The Company issued an aggregate of 1,760,100 Units at a price of $0.10 per Unit pursuant to the third tranche of the Offering announced on May 17th, 2024 with an oversubscription due to investor interest. Terra announced an increase in the amount of the Offering on July 17th, 2024 to raise aggregate gross proceeds of up to $1,450,000. Each Unit consists of one common share in the capital of the Company (each a “Common Share”) and one Common Share purchase warrant (each a “Warrant”). Each Warrant issued in the third tranche of the Offering entitles the holder to purchase one Common Share at an exercise price of $0.15 until September 13th, 2027. Finders’ fees in the amount of $1,750 were paid.
Terra intends to use the net proceeds of the Offering for working capital and to fund the field campaign across its portfolio of properties in Saskatchewan and the Balkans.
Pursuant to applicable Canadian securities laws, all securities issued and issuable in connection with the closing of the third tranche of the Offering are subject to a four (4) month hold period ending January 14th, 2025. The Offering is subject to the approval of the Canadian Securities Exchange. The Company intends to complete the final tranche of the Offering by the first week of October, 2024.
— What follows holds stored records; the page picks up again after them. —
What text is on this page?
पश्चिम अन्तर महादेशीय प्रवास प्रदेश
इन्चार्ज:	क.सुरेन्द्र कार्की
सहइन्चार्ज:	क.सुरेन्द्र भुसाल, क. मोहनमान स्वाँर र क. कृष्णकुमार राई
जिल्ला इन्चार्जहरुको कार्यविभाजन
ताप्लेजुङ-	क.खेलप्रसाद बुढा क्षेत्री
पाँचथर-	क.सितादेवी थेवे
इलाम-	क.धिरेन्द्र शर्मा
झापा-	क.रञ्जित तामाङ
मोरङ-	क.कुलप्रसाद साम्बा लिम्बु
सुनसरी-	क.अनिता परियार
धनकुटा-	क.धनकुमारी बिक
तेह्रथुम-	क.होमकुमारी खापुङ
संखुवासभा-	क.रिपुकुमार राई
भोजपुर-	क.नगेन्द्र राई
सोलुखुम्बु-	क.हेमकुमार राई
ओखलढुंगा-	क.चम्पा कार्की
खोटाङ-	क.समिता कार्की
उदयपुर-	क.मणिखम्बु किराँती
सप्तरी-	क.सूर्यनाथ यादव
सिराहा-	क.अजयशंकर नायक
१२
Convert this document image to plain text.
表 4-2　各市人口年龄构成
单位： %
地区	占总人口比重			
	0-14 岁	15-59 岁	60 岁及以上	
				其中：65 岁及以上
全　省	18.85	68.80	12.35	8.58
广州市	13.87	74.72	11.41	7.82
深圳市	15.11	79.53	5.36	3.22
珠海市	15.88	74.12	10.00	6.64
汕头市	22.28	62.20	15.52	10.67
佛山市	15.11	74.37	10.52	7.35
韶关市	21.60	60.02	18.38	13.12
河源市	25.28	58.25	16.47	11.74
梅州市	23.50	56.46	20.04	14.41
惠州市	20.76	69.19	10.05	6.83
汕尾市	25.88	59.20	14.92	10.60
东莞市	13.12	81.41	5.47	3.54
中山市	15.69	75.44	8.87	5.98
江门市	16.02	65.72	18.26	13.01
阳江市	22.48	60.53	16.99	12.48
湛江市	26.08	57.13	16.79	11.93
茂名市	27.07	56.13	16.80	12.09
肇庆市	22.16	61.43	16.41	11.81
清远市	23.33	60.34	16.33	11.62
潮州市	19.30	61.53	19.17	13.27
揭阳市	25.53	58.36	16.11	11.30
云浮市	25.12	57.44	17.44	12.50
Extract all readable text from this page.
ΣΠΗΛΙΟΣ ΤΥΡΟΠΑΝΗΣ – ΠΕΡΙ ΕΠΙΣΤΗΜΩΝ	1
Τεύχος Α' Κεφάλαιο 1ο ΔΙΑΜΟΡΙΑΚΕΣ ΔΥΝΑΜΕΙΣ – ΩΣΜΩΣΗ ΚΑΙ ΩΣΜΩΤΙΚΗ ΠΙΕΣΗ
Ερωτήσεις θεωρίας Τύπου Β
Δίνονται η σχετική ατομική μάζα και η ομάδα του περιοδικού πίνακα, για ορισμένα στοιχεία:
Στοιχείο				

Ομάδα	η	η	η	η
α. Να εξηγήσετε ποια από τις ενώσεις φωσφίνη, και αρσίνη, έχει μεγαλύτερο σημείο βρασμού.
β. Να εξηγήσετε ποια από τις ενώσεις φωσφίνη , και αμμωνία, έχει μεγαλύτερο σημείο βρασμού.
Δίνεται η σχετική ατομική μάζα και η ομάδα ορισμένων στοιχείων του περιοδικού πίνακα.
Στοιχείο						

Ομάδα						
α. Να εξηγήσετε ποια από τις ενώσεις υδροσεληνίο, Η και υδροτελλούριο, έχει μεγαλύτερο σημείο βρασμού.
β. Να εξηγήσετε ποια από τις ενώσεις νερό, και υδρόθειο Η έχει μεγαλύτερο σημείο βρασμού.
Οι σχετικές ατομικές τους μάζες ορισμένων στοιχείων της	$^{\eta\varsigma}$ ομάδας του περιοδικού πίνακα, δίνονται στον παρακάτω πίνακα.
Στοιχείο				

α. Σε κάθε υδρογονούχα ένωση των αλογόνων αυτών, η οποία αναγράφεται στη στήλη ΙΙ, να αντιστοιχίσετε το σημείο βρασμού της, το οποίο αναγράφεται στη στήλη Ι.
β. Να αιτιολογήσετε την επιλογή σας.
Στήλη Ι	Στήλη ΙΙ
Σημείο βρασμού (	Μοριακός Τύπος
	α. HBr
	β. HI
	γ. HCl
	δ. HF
This news release does not constitute an offer to sell or a solicitation of an offer to sell any of the securities in the United States. The securities have not been and will not be registered under the United States Securities Act of 1933, as amended (the “U.S. Securities Act”) or any state securities laws, and may not be offered or sold within the United States, or to or for the account or benefit of any U.S. person or any person in the United States, unless registered under the U.S. Securities Act and applicable state securities laws or an exemption from such registration is available. “United States” and “U.S. Person” are as defined in Regulation S under the U.S. Securities Act.